Amoureux des arts visuels, des couleurs et des lumières, me bouleverse la perte de tableaux et sculptures sacrés et de dizaines de vitraux, y compris les trois rosaces construites au XIIIe siècle dont la luminosité de la Seine avoisinante accroissait la splendeur. Avec cette blessure inguérissable, je compte retourner à Chartres pour me consoler quelque peu.

Enfin, admirateur de Victor Hugo et de sa légende romantique habilement reprise par Luc Plamondon et mise en scène par Gilles Maheu en intégrant et en valorisant gueux, réfugiéEs et gitans, je comprends le havre de paix sacrée, Notre-Dame-de-Paris, d’être devenu au Québec une référence incontournable, avec sa compassion mariale qui tempère la sévérité gothique chrétienne : notre premier artiste pour la paix de l’année (1989), Daniel Lavoie, Garou et les autres ont su imposer sur tous les continents une œuvre dont l’humanisme a séduit les publics internationaux, croyants et incroyants.

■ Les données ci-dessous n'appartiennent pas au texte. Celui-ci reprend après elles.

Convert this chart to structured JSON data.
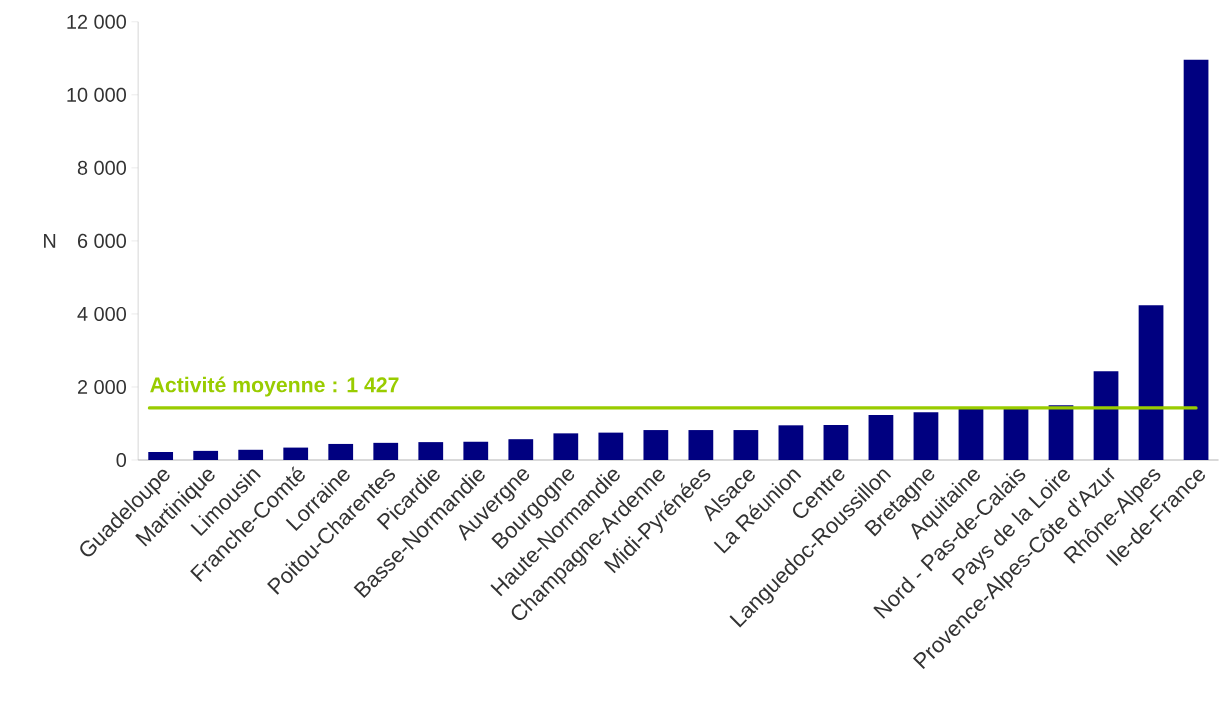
{
  "chart_data": {
    "type": "bar",
    "ylabel": "N",
    "categories": [
      "Guadeloupe",
      "Martinique",
      "Limousin",
      "Franche-Comté",
      "Lorraine",
      "Poitou-Charentes",
      "Picardie",
      "Basse-Normandie",
      "Auvergne",
      "Bourgogne",
      "Haute-Normandie",
      "Champagne-Ardenne",
      "Midi-Pyrénées",
      "Alsace",
      "La Réunion",
      "Centre",
      "Languedoc-Roussillon",
      "Bretagne",
      "Aquitaine",
      "Nord - Pas-de-Calais",
      "Pays de la Loire",
      "Provence-Alpes-Côte d'Azur",
      "Rhône-Alpes",
      "Ile-de-France"
    ],
    "values": [
      220,
      250,
      280,
      340,
      440,
      470,
      490,
      500,
      570,
      730,
      750,
      820,
      820,
      820,
      950,
      960,
      1230,
      1310,
      1400,
      1400,
      1500,
      2430,
      4240,
      10960
    ],
    "color": "#000080",
    "ylim": [
      0,
      12000
    ],
    "yticks": [
      0,
      {
        "value": 2000,
        "label": "2 000"
      },
      {
        "value": 4000,
        "label": "4 000"
      },
      {
        "value": 6000,
        "label": "6 000"
      },
      {
        "value": 8000,
        "label": "8 000"
      },
      {
        "value": 10000,
        "label": "10 000"
      },
      {
        "value": 12000,
        "label": "12 000"
      }
    ],
    "ref_lines": [
      {
        "axis": "y",
        "value": 1427,
        "label": "**Activité moyenne : 1 427**",
        "color": "#99cc00"
      }
    ],
    "grid": false
  }
}
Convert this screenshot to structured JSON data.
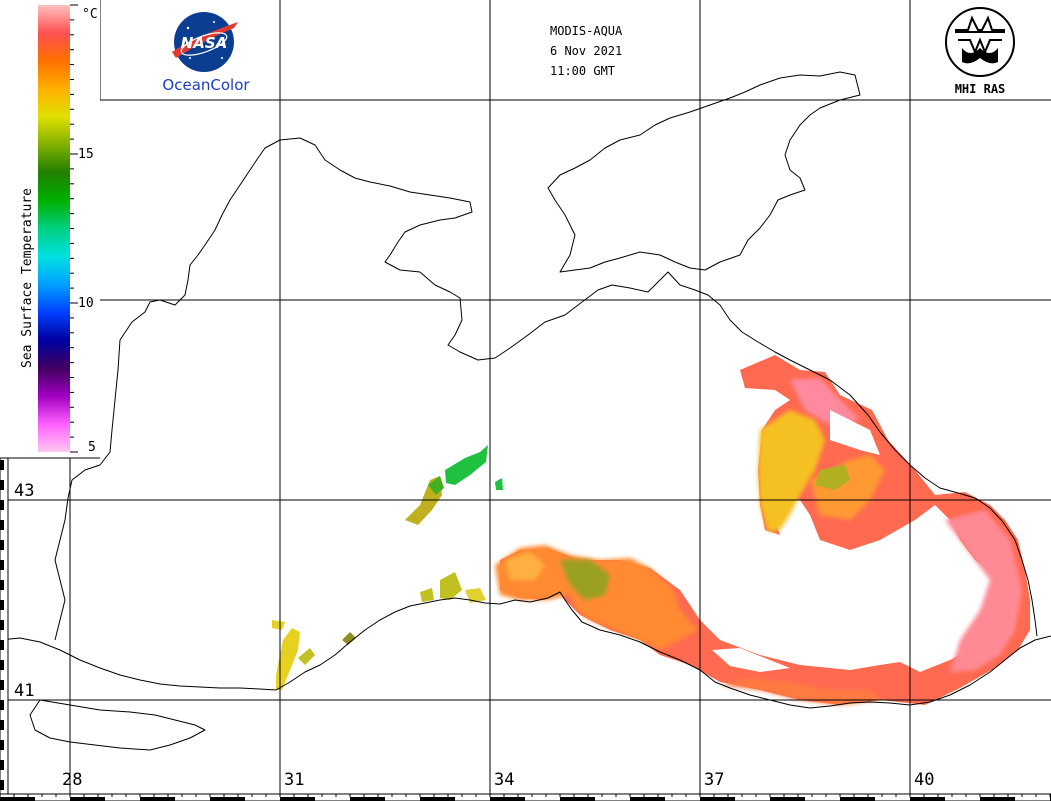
{
  "header": {
    "satellite": "MODIS-AQUA",
    "date": "6 Nov 2021",
    "time": "11:00 GMT"
  },
  "logos": {
    "nasa_wordmark": "NASA",
    "oceancolor_label": "OceanColor",
    "mhi_label": "MHI RAS"
  },
  "legend": {
    "title": "Sea Surface Temperature",
    "unit": "°C",
    "ticks": [
      "5",
      "10",
      "15"
    ],
    "min": 5,
    "max": 20,
    "colors": [
      "#ffc8f0",
      "#ff60ff",
      "#a000c0",
      "#400060",
      "#0000a0",
      "#0040ff",
      "#00a0ff",
      "#00e0e0",
      "#00d080",
      "#00b000",
      "#208000",
      "#80b000",
      "#e0e000",
      "#ffb000",
      "#ff7000",
      "#ff5050",
      "#ffc0c0"
    ]
  },
  "axes": {
    "longitude_labels": [
      "28",
      "31",
      "34",
      "37",
      "40"
    ],
    "latitude_labels": [
      "43",
      "41"
    ]
  },
  "colors": {
    "background": "#ffffff",
    "land_outline": "#000000",
    "nasa_blue": "#0b3d91",
    "nasa_red": "#e03c31"
  }
}
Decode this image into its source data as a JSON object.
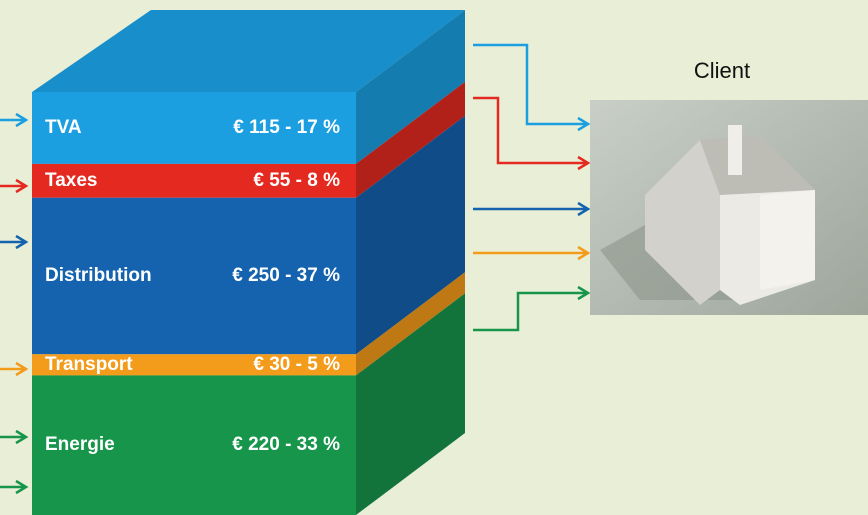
{
  "chart_data": {
    "type": "stacked-block",
    "categories": [
      "TVA",
      "Taxes",
      "Distribution",
      "Transport",
      "Energie"
    ],
    "values": [
      17,
      8,
      37,
      5,
      33
    ],
    "value_labels": [
      "€ 115 - 17 %",
      "€ 55 - 8 %",
      "€ 250 - 37 %",
      "€ 30 - 5 %",
      "€ 220 - 33 %"
    ],
    "colors": [
      "#1b9fe0",
      "#e42a20",
      "#1563ae",
      "#f39b1a",
      "#17954b"
    ],
    "ylim": [
      0,
      100
    ],
    "annotation": "Client"
  }
}
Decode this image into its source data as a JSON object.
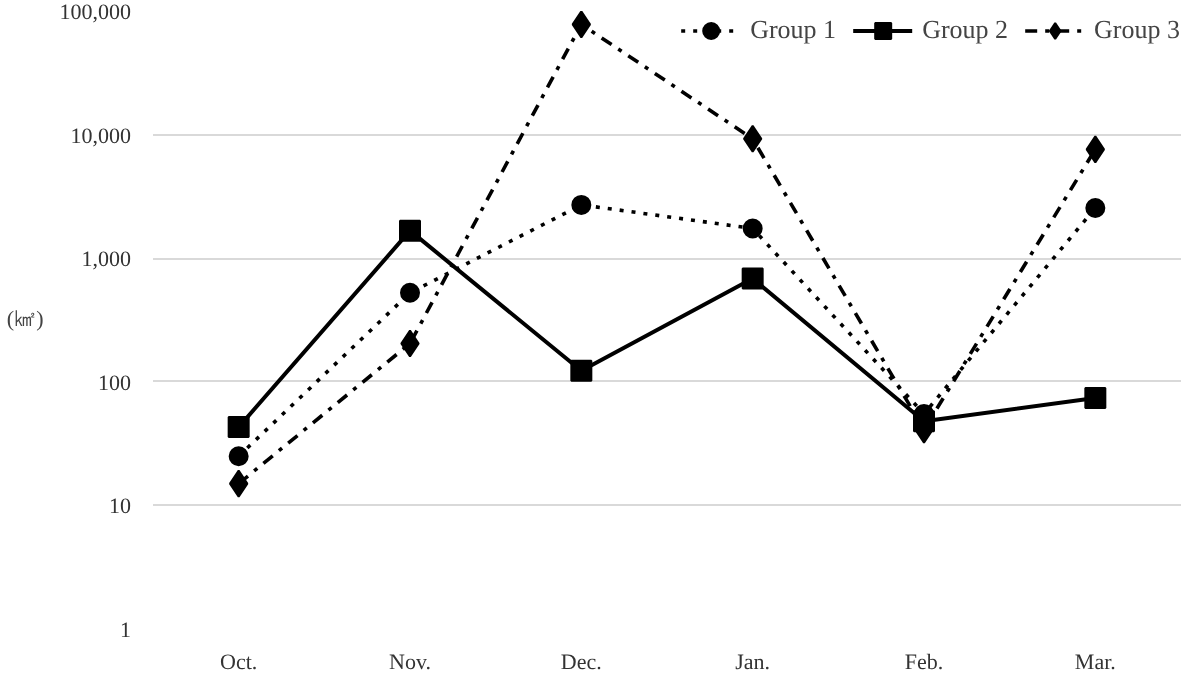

Réjouissons-nous que l’architecture emblématique célébrée comme patrimoine artistique de l’UNESCO survit au moins dans ses pierres, symbole d’une humanité triomphante… jusqu’à ce qu’une bombe nucléaire nous en sépare à jamais ? Reconstruire s’impose mais coûtera très cher, s’est-on plaint ? La centrale nucléaire de Flamanville en France avec maintenant 8 ans de retard n’a même pas l’assurance d’être complétée et a déjà coûté $17 milliards. Et chaque année, se gaspillent sur notre planète plus de cent milliards de $ dans la modernisation des armes nucléaires…

La mosquée Al-Aqsa, en Palestine a aussi été le théâtre d’un incendie, heureusement mineur.